A responsabilidade pela aquisição, manutenção ou fornecimento de equipamentos e infraestrutura necessários para viabilizar o home-office, bem como as regras de reembolso de eventuais despesas pelo empregado deverão ser formalizadas em contrato escrito assinado antes da alteração ou em até 30 (trinta) dias após a alteração do regime presencial para o teletrabalho (§3º, do artigo 4º, da MP).

O §4º do mesmo dispositivo, por sua vez, prevê a possibilidade de comodato (empréstimo) dos equipamentos necessários para viabilizar o home-office, assim como pagamento de serviços de infraestrutura pelo empregador, que não se caracterizará como verba salarial, não integrando ao contrato de trabalho, tampouco gerando reflexos.

Ainda, o inciso II, do §4º deste artigo dispõe que, se o empregador não for capaz de prover as ferramentas necessárias para o empregado trabalhar em casa, a jornada normal, que entendemos ser a contratual, será computada como tempo à disposição da empresa.

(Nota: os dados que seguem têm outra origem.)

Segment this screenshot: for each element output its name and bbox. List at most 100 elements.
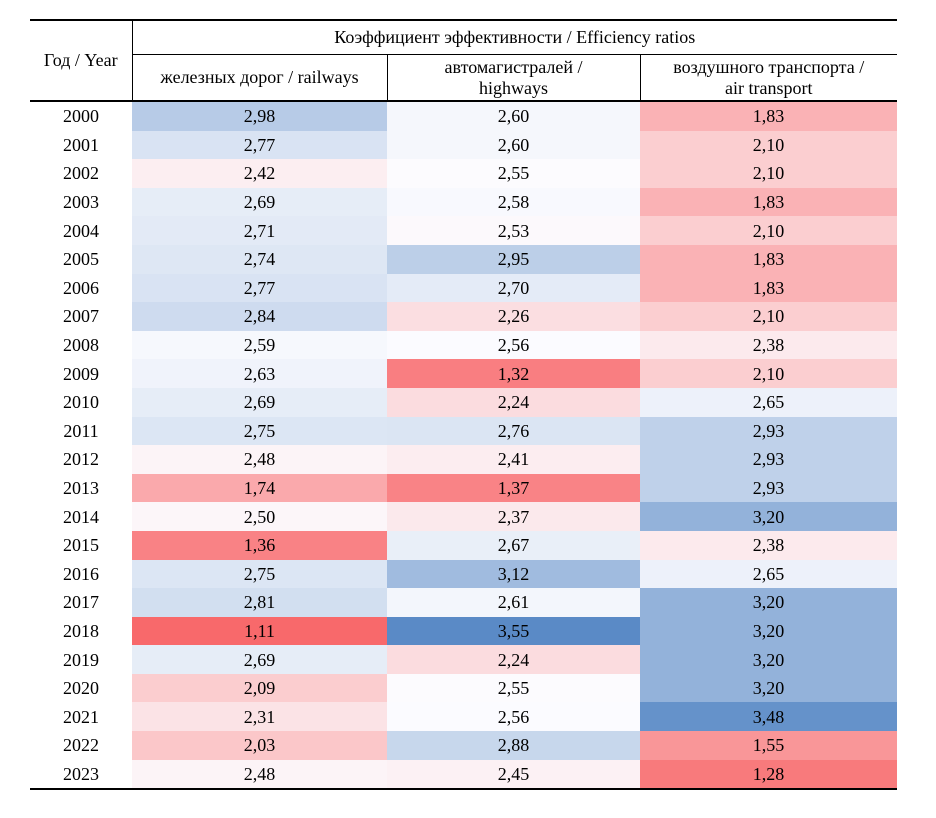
table-row: 2008 2,59 2,56 2,38 [30,330,897,360]
air-transport-cell: 3,20 [640,616,897,646]
header-row-columns: железных дорог / railways автомагистрале… [30,54,897,102]
railways-cell: 2,03 [132,731,387,760]
header-row-group: Год / Year Коэффициент эффективности / E… [30,20,897,102]
year-cell: 2012 [30,445,132,474]
railways-cell: 2,77 [132,273,387,303]
table-row: 2017 2,81 2,61 3,20 [30,588,897,617]
air-transport-cell: 2,10 [640,130,897,160]
year-cell: 2008 [30,330,132,360]
air-transport-cell: 3,20 [640,588,897,617]
table-row: 2011 2,75 2,76 2,93 [30,416,897,446]
highways-cell: 2,24 [387,645,640,674]
year-cell: 2010 [30,387,132,417]
air-transport-cell: 1,83 [640,273,897,303]
railways-cell: 1,74 [132,473,387,503]
highways-cell: 2,45 [387,759,640,790]
year-cell: 2015 [30,530,132,560]
table-row: 2007 2,84 2,26 2,10 [30,302,897,331]
railways-cell: 1,36 [132,530,387,560]
air-transport-cell: 3,48 [640,702,897,732]
air-transport-cell: 1,55 [640,731,897,760]
railways-cell: 2,48 [132,759,387,790]
table-row: 2022 2,03 2,88 1,55 [30,731,897,760]
highways-cell: 2,95 [387,244,640,274]
air-transport-cell: 1,83 [640,101,897,131]
table-row: 2016 2,75 3,12 2,65 [30,559,897,589]
year-cell: 2003 [30,187,132,217]
table-row: 2002 2,42 2,55 2,10 [30,159,897,188]
table-row: 2001 2,77 2,60 2,10 [30,130,897,160]
table-row: 2023 2,48 2,45 1,28 [30,759,897,790]
table-row: 2006 2,77 2,70 1,83 [30,273,897,303]
table-row: 2019 2,69 2,24 3,20 [30,645,897,674]
table-row: 2009 2,63 1,32 2,10 [30,359,897,388]
table-row: 2010 2,69 2,24 2,65 [30,387,897,417]
air-transport-cell: 2,10 [640,216,897,245]
table-row: 2003 2,69 2,58 1,83 [30,187,897,217]
year-cell: 2018 [30,616,132,646]
highways-cell: 2,60 [387,130,640,160]
year-cell: 2001 [30,130,132,160]
table-row: 2014 2,50 2,37 3,20 [30,502,897,531]
table-row: 2015 1,36 2,67 2,38 [30,530,897,560]
highways-cell: 3,55 [387,616,640,646]
highways-cell: 2,41 [387,445,640,474]
table-row: 2021 2,31 2,56 3,48 [30,702,897,732]
air-transport-column-header: воздушного транспорта / air transport [640,54,897,102]
railways-cell: 2,77 [132,130,387,160]
highways-cell: 2,88 [387,731,640,760]
year-column-header: Год / Year [30,20,133,102]
highways-cell: 1,32 [387,359,640,388]
table-row: 2012 2,48 2,41 2,93 [30,445,897,474]
efficiency-ratios-group-header: Коэффициент эффективности / Efficiency r… [132,20,897,55]
table-row: 2004 2,71 2,53 2,10 [30,216,897,245]
air-transport-cell: 2,10 [640,302,897,331]
efficiency-ratios-table-wrap: Год / Year Коэффициент эффективности / E… [30,19,897,791]
year-cell: 2005 [30,244,132,274]
railways-cell: 2,75 [132,559,387,589]
air-transport-cell: 2,65 [640,559,897,589]
railways-cell: 2,09 [132,673,387,703]
railways-cell: 2,98 [132,101,387,131]
air-transport-cell: 2,93 [640,473,897,503]
railways-cell: 2,69 [132,187,387,217]
railways-cell: 2,50 [132,502,387,531]
highways-cell: 2,37 [387,502,640,531]
highways-cell: 2,61 [387,588,640,617]
railways-column-header: железных дорог / railways [132,54,388,102]
year-cell: 2021 [30,702,132,732]
air-transport-cell: 1,83 [640,187,897,217]
railways-cell: 1,11 [132,616,387,646]
highways-column-header: автомагистралей / highways [387,54,641,102]
air-transport-cell: 3,20 [640,502,897,531]
railways-cell: 2,81 [132,588,387,617]
air-transport-cell: 1,28 [640,759,897,790]
air-transport-cell: 2,38 [640,330,897,360]
highways-cell: 2,60 [387,101,640,131]
railways-cell: 2,42 [132,159,387,188]
table-row: 2020 2,09 2,55 3,20 [30,673,897,703]
year-cell: 2014 [30,502,132,531]
year-cell: 2017 [30,588,132,617]
year-cell: 2019 [30,645,132,674]
table-row: 2018 1,11 3,55 3,20 [30,616,897,646]
air-transport-cell: 2,65 [640,387,897,417]
highways-cell: 2,24 [387,387,640,417]
highways-cell: 1,37 [387,473,640,503]
year-cell: 2020 [30,673,132,703]
railways-cell: 2,84 [132,302,387,331]
year-cell: 2009 [30,359,132,388]
air-transport-cell: 2,10 [640,359,897,388]
year-cell: 2006 [30,273,132,303]
year-cell: 2022 [30,731,132,760]
year-cell: 2004 [30,216,132,245]
year-cell: 2000 [30,101,132,131]
year-cell: 2013 [30,473,132,503]
highways-cell: 2,53 [387,216,640,245]
year-cell: 2007 [30,302,132,331]
table-row: 2000 2,98 2,60 1,83 [30,101,897,131]
highways-cell: 2,26 [387,302,640,331]
highways-cell: 2,70 [387,273,640,303]
table-header: Год / Year Коэффициент эффективности / E… [30,20,897,102]
highways-cell: 3,12 [387,559,640,589]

De acordo com o §5º do artigo 4º, da MP, a utilização de aplicativos e programas de comunicação fora do horário normal de trabalho não será computada na jornada do empregado, tampouco será considerada como sobreaviso ou regime de prontidão, salvo disposição expressa em sentido contrário.

Por fim, o artigo 5º estende aos estagiários e aprendizes a possibilidade de instituição do regime de teletrabalho.

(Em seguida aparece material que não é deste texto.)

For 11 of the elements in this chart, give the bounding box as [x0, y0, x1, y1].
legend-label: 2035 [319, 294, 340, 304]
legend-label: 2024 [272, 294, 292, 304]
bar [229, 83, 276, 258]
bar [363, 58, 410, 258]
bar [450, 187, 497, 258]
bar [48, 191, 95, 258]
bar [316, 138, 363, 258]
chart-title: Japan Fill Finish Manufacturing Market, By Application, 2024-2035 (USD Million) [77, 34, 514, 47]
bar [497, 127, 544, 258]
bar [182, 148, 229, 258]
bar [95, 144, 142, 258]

6. CONCESSÃO DE FÉRIAS INDIVIDUAIS

Durante o estado de calamidade pública, o artigo 6º da MP dispensa o aviso prévio de 30 (trinta) dias para o empregador avisar ao empregado sobre a concessão de férias individuais, previsto no artigo 135, da CLT. Assim, o empregado poderá ser comunicado sobre as férias com antecedência de apenas 48 (quarenta e oito) horas, mediante aviso escrito ou e-mail.

Conforme o artigo 6º, §1º, incisos I e II, da MP, as férias não poderão ter duração inferior a 5 (cinco) dias corridos e, ainda, poderão ser antecipadas. Dessa maneira, o empregado que tiver regressado recentemente das férias poderá gozá-las novamente, por ato unilateral do empregador.

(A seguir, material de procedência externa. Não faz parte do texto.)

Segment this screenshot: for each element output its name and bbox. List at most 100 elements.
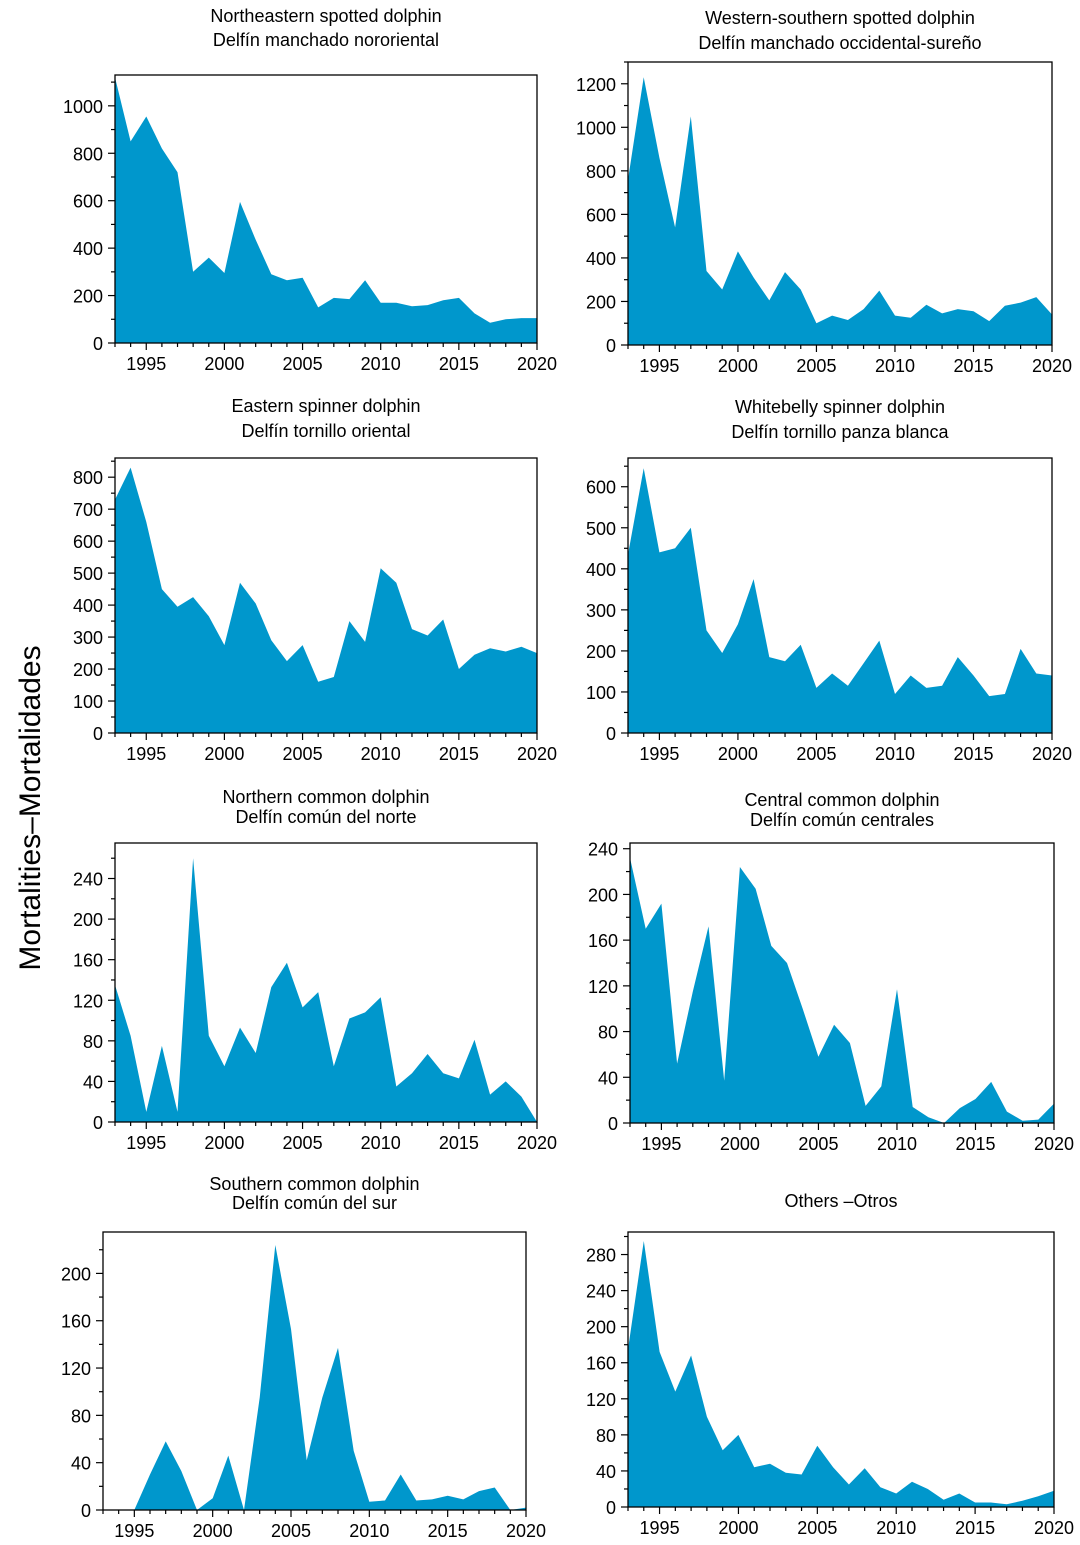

No seu §2º, o artigo 6º da MP estabelece que períodos futuros de férias também poderão ser objeto de antecipação, mediante acordo individual escrito entre patrão e empregado. A redação do dispositivo permite concluir que se refere a férias de períodos aquisitivos que sequer tenham iniciado.

O empregado que fizer parte de um dos grupos de risco do Coronavírus terá prioridade para o gozo de férias, individuais ou coletivas, conforme §3º desse dispositivo.

Na vigência do estado de calamidade pública, os profissionais da área da saúde, bem com aqueles que desempenham funções essenciais, poderão ter suas férias ou licenças não remuneradas suspensas pelo empregador, mediante comunicação formal por escrito ou meio eletrônico, com antecedência de 48 (quarenta e oito) horas, podendo este aviso prévio ser inferior, se a situação assim o exigir.

O artigo 8º da MP permite que o pagamento do 1/3 (um terço) de férias previsto no artigo 7º, inciso XVII, da CF poderá ocorrer após o período de férias, até o vencimento do 13º salário. Assim, não se aplica o prazo do artigo 145 da CLT (até dois dias antes do início do gozo) e, consequentemente, o pagamento dobrado em caso de descumprimento do prazo, previsto pela Súmula nº 450, do Tribunal Superior do Trabalho (TST).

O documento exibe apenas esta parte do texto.